Mixed Beans and Vegetable Salad 

2 lb beets, boiled, cut in small chunks
2 lb carrots, boiled, quartered and cut in 1.5" chunks
2 bunches of scallions, sliced thin
4 lb fresh beans from Ecuador (Mama Tere, Frihol Mixto, Frozen)
1 bunch cilantro leaves only, chopped fine
Braggs Liquid Aminos to taste

This is the kind of recipe that is delicious as is, and people can individually choose to spice it up more with Tabasco, or Sriracha Sauce, sambal, or as I tried this morning a splash of Habañero infused balsamic vinegar.

Cassava Side Dish

Cassava (yuca) with a onion sauce (parboiled red onions, lemon, cilantro, liquid aminos)
  • Cut off the top of the cassava and peel it
  • Cut into 1.5" slices
  • Boil for about 30 mins until soft
  • peel some red onions, and slice thin
  • parboil the onion slices in boiling water for a few moments, so they are limp.
  • pluck the cilantro leaves and cut them up.
  • use the juice of one or more lemons to make the dressing
  • add in liquid aminos to taste.

Creamy Avocado Dressing

2 avocados, peeled and pitted

Juice of 1 lemon

Juice of 1 lime

1 tsp. lime zest

1 cucumber

~1/2 c. water

1/4 c. chopped cilantro

1/2 to 1 tsp. chili powder

Dash of sea salt or Braggs Liquid Aminos
Blend all ingredients together until smooth, adjusting water to get desired consistency. Refrigerate unused portions.
Makes 3+ cups

This dressing is brilliant. When I made it a second time, at home after our event, I made a complete kitchen sink salad, with red leaf lettuce, spinach, tomatoes, peppers, thinly sliced red onion, capers, olives, milled flax seed, chia seed and quinoa, and it was out of this world. Obviously, you can adjust the heat to your liking, but the cucumber makes it milder.
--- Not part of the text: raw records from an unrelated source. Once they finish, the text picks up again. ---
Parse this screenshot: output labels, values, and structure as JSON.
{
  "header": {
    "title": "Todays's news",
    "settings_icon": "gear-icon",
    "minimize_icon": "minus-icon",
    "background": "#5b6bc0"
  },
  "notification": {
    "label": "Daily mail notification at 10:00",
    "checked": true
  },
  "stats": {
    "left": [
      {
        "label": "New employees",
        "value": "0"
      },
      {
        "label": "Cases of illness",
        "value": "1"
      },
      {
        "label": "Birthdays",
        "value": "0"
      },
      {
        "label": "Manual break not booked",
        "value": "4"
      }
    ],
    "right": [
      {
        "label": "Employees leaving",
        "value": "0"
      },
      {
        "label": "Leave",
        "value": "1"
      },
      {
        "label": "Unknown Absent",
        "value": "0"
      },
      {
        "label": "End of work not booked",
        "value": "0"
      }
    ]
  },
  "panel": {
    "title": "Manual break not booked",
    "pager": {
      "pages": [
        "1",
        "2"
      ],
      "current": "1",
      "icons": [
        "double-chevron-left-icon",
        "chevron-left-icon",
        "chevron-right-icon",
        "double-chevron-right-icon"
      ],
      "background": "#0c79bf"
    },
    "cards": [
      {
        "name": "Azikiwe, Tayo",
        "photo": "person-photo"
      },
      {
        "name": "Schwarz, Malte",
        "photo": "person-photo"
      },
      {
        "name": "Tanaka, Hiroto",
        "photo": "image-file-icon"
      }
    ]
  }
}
In any case, since I prepared all these things at home in the week before Christmas, I had some chance to share them with a neighbor, and I got very positive response to all of them. Notably, this was from someone who has no idea about the plant-based diet. And that to me is the real test, if you simply make good food, except that it just happens to be very healthy.
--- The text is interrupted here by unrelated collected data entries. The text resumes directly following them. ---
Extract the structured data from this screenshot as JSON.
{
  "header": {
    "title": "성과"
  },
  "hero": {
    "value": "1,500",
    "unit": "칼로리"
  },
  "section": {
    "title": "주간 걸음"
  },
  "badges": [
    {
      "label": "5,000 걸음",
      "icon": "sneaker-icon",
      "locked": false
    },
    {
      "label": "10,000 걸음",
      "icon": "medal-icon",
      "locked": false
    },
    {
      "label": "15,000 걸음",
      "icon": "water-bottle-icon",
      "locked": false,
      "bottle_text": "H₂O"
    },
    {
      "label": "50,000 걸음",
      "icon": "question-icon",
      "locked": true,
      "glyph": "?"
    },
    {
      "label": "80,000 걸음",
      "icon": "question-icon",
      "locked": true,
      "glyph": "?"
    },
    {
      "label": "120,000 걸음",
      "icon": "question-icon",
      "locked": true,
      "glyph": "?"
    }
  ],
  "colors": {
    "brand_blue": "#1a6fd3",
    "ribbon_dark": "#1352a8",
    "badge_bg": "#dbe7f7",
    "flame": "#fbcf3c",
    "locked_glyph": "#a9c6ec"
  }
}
  1. These recipes sound delicious - and so easy, too! For those trying to avoid the possible inflammation effects of fresh tomatoes and cucumbers, just quickly remove the seeds with a spoon. An interesting side effect of eating vegan is that I no longer feel the need for an afternoon nap, and I sleep deeply throughout the night. My mom used to say that we were only as strong as our weakest link. Thanks for reminding me how simple, mindful changes all link together to strengthen the chain.

    1. We are reaching more and more people. It is so inspiring to hear the individual success stories, and also to hear doctor after doctor state that NO MEDICINE ever produces the kind of pronounced improvements in people's health as this dietary change does.